# Working with the lsstseries `Ensemble` object

When working with many lightcurves, the lsstseries `Ensemble` object serves as a singular interface for storing, filtering, and analyzing timeseries data. 
Let's consider an example set of lightcurves:

In [1]:
from lsstseries.ensemble import Ensemble

ens = Ensemble()  # initialize an ensemble object

# Read in data from a parquet file
ens.from_parquet("../../tests/lsstseries_tests/data/test_subset.parquet",
                id_col='ps1_objid',
                time_col='midPointTai',
                flux_col='psFlux',
                err_col='psFluxErr',
                band_col='filterName')

<lsstseries.ensemble.Ensemble at 0x10619f640>

We now have an `Ensemble` object, and have provided it with data from a parquet file. Within the call to `Ensemble.from_parquet`, we specified which columns of the input file mapped to timeseries quantities that the `Ensemble` needs to understand.
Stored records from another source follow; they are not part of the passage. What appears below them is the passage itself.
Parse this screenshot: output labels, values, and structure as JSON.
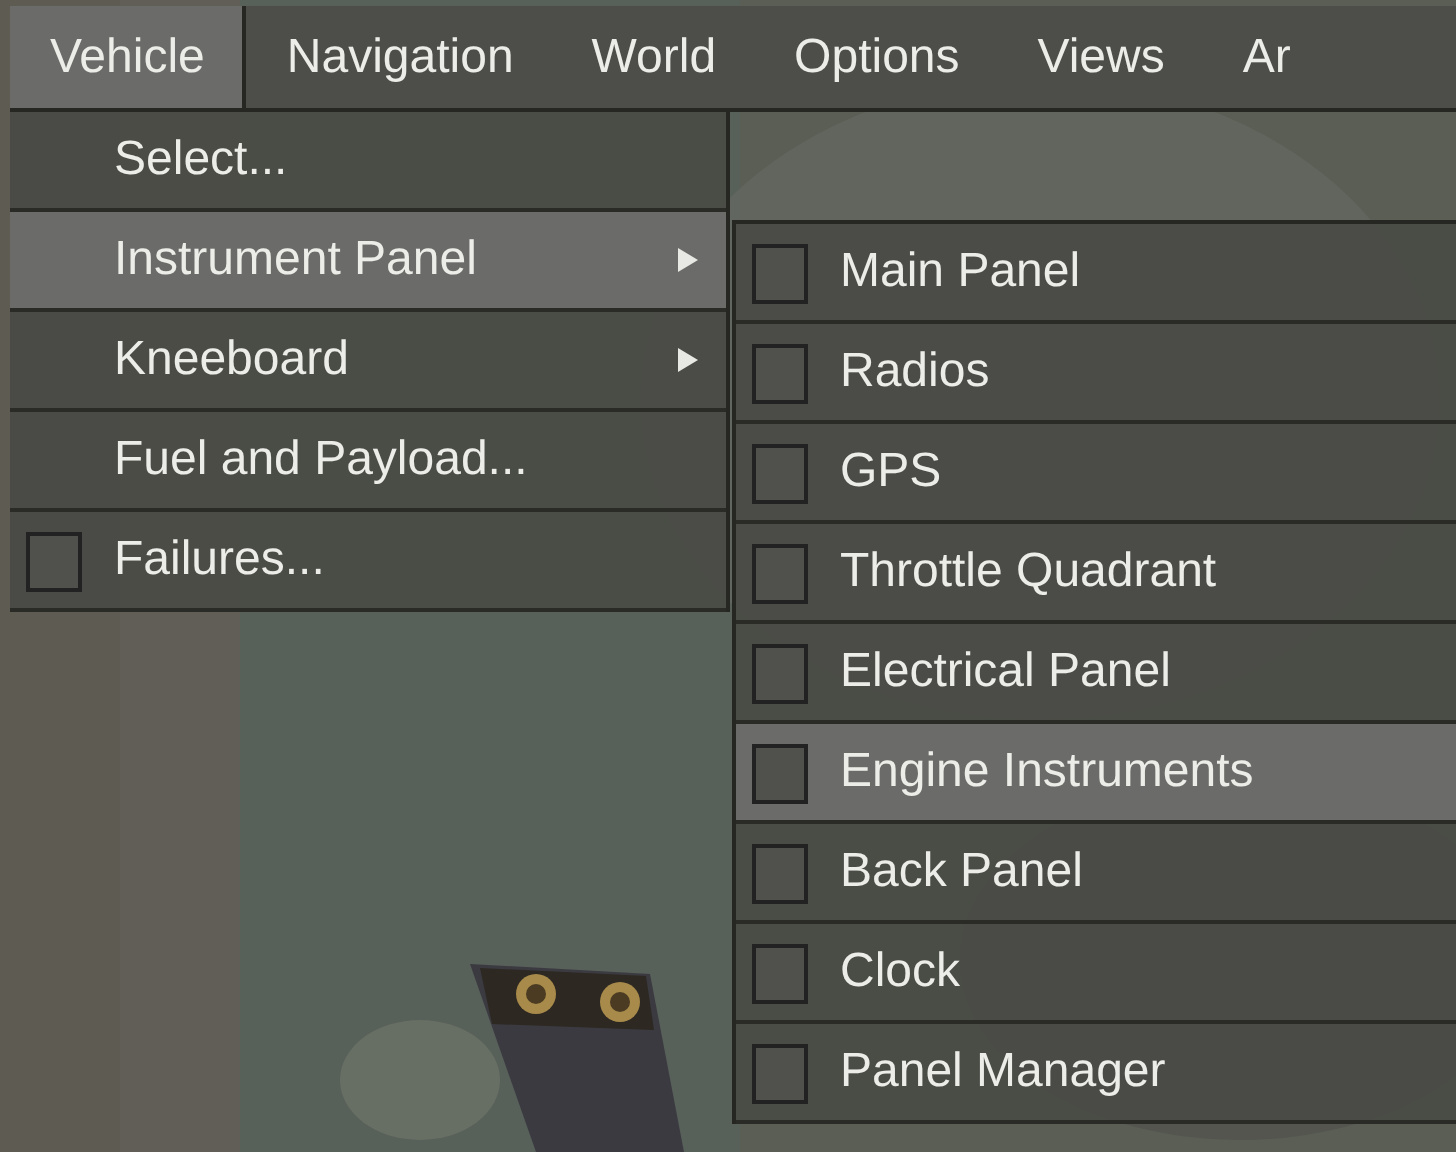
{
  "menubar": [
    {
      "label": "Vehicle",
      "selected": true
    },
    {
      "label": "Navigation",
      "selected": false
    },
    {
      "label": "World",
      "selected": false
    },
    {
      "label": "Options",
      "selected": false
    },
    {
      "label": "Views",
      "selected": false
    },
    {
      "label": "Ar",
      "selected": false
    }
  ],
  "vehicle_menu": [
    {
      "kind": "plain",
      "label": "Select...",
      "selected": false
    },
    {
      "kind": "submenu",
      "label": "Instrument Panel",
      "selected": true
    },
    {
      "kind": "submenu",
      "label": "Kneeboard",
      "selected": false
    },
    {
      "kind": "plain",
      "label": "Fuel and Payload...",
      "selected": false
    },
    {
      "kind": "checkbox",
      "label": "Failures...",
      "selected": false,
      "checked": false
    }
  ],
  "instrument_panel_menu": [
    {
      "label": "Main Panel",
      "selected": false,
      "checked": false
    },
    {
      "label": "Radios",
      "selected": false,
      "checked": false
    },
    {
      "label": "GPS",
      "selected": false,
      "checked": false
    },
    {
      "label": "Throttle Quadrant",
      "selected": false,
      "checked": false
    },
    {
      "label": "Electrical Panel",
      "selected": false,
      "checked": false
    },
    {
      "label": "Engine Instruments",
      "selected": true,
      "checked": false
    },
    {
      "label": "Back Panel",
      "selected": false,
      "checked": false
    },
    {
      "label": "Clock",
      "selected": false,
      "checked": false
    },
    {
      "label": "Panel Manager",
      "selected": false,
      "checked": false
    }
  ]
}
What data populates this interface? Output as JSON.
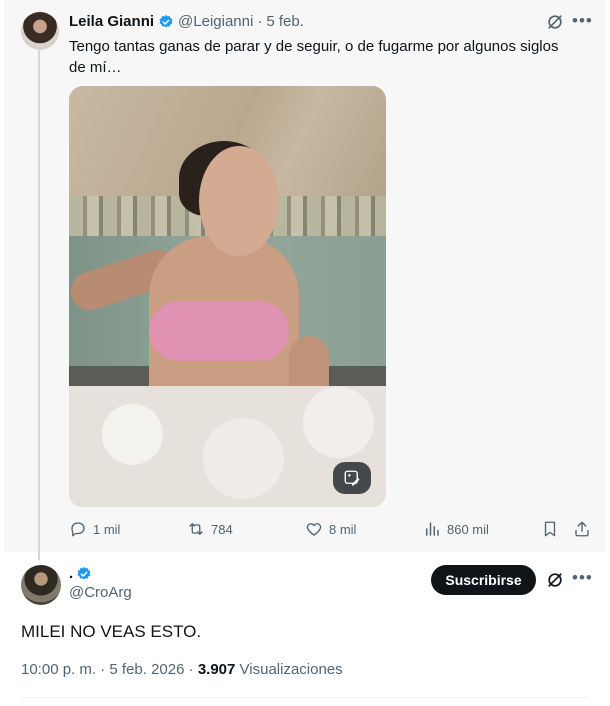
{
  "quoted_post": {
    "author_name": "Leila Gianni",
    "author_handle": "@Leigianni",
    "separator": "·",
    "date": "5 feb.",
    "text": "Tengo tantas ganas de parar y de seguir, o de fugarme por algunos siglos de mí…",
    "actions": {
      "replies": "1 mil",
      "reposts": "784",
      "likes": "8 mil",
      "views": "860 mil"
    }
  },
  "main_post": {
    "author_name": ".",
    "author_handle": "@CroArg",
    "subscribe_label": "Suscribirse",
    "text": "MILEI NO VEAS ESTO.",
    "time": "10:00 p. m.",
    "date": "5 feb. 2026",
    "separator": "·",
    "views_count": "3.907",
    "views_label": "Visualizaciones"
  },
  "colors": {
    "verified": "#1d9bf0",
    "text_primary": "#0f1419",
    "text_secondary": "#536471",
    "subscribe_bg": "#0f1419"
  },
  "icons": [
    "verified-badge-icon",
    "grok-icon",
    "more-icon",
    "reply-icon",
    "repost-icon",
    "like-icon",
    "views-icon",
    "bookmark-icon",
    "share-icon",
    "edit-image-icon"
  ]
}
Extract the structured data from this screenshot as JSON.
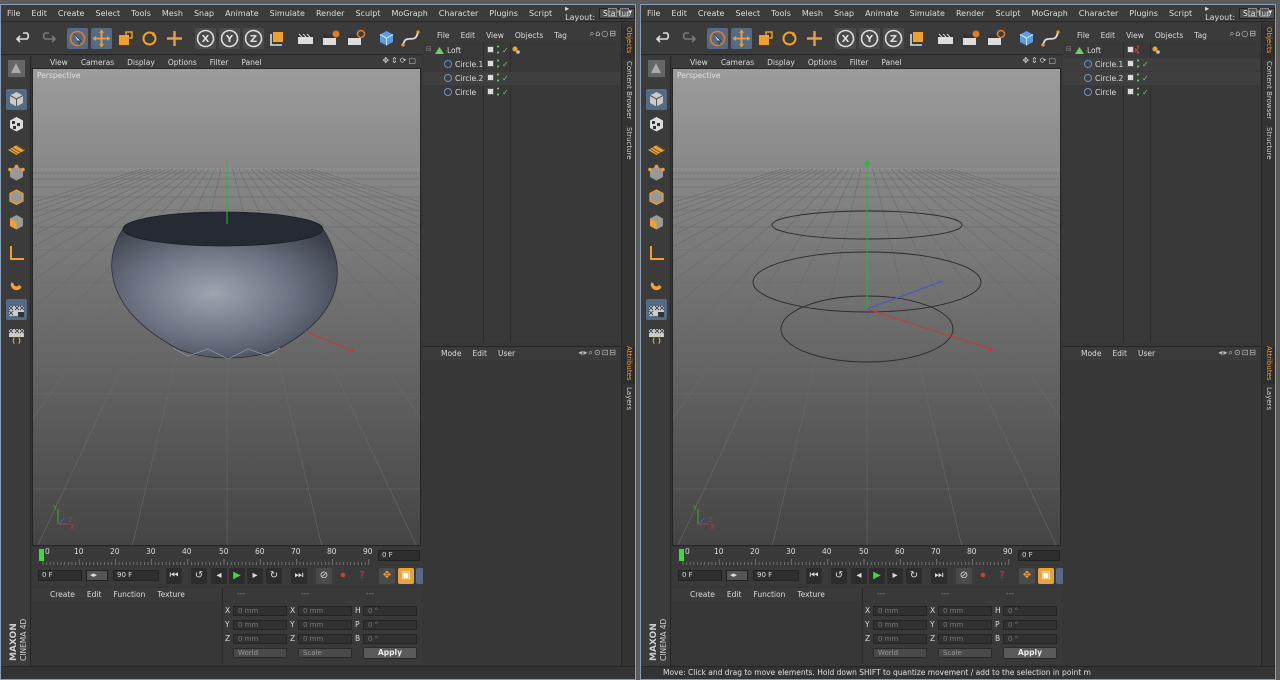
{
  "menu": [
    "File",
    "Edit",
    "Create",
    "Select",
    "Tools",
    "Mesh",
    "Snap",
    "Animate",
    "Simulate",
    "Render",
    "Sculpt",
    "MoGraph",
    "Character",
    "Plugins",
    "Script"
  ],
  "layout": {
    "label": "Layout:",
    "value": "Startup"
  },
  "viewport": {
    "menu": [
      "View",
      "Cameras",
      "Display",
      "Options",
      "Filter",
      "Panel"
    ],
    "label": "Perspective"
  },
  "timeline": {
    "ticks": [
      "0",
      "10",
      "20",
      "30",
      "40",
      "50",
      "60",
      "70",
      "80",
      "90"
    ],
    "current_frame": "0 F",
    "start_frame": "0 F",
    "end_frame": "90 F"
  },
  "material_menu": [
    "Create",
    "Edit",
    "Function",
    "Texture"
  ],
  "coords": {
    "col_headers": [
      "---",
      "---",
      "---"
    ],
    "rows": [
      {
        "a": "X",
        "a_val": "0 mm",
        "b": "X",
        "b_val": "0 mm",
        "c": "H",
        "c_val": "0 °"
      },
      {
        "a": "Y",
        "a_val": "0 mm",
        "b": "Y",
        "b_val": "0 mm",
        "c": "P",
        "c_val": "0 °"
      },
      {
        "a": "Z",
        "a_val": "0 mm",
        "b": "Z",
        "b_val": "0 mm",
        "c": "B",
        "c_val": "0 °"
      }
    ],
    "world": "World",
    "scale": "Scale",
    "apply": "Apply"
  },
  "objects": {
    "menu": [
      "File",
      "Edit",
      "View",
      "Objects",
      "Tag"
    ],
    "items": [
      {
        "name": "Loft",
        "level": 0
      },
      {
        "name": "Circle.1",
        "level": 1
      },
      {
        "name": "Circle.2",
        "level": 1
      },
      {
        "name": "Circle",
        "level": 1
      }
    ]
  },
  "attributes": {
    "menu": [
      "Mode",
      "Edit",
      "User"
    ]
  },
  "tabs_top": [
    "Objects",
    "Content Browser",
    "Structure"
  ],
  "tabs_bottom": [
    "Attributes",
    "Layers"
  ],
  "brand": {
    "line1": "MAXON",
    "line2": "CINEMA 4D"
  },
  "status_right": "Move: Click and drag to move elements. Hold down SHIFT to quantize movement / add to the selection in point m",
  "colors": {
    "accent": "#556a86",
    "highlight": "#e6a43b",
    "active_tab": "#f0a030"
  }
}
It's important to link these arguments properly, as the `Ensemble` will use these columns when operations are requested on understood quantities. For example, if an lsstseries analysis function requires the time column, from this linking the `Ensemble` will automatically supply that function with the 'midPointTai' column.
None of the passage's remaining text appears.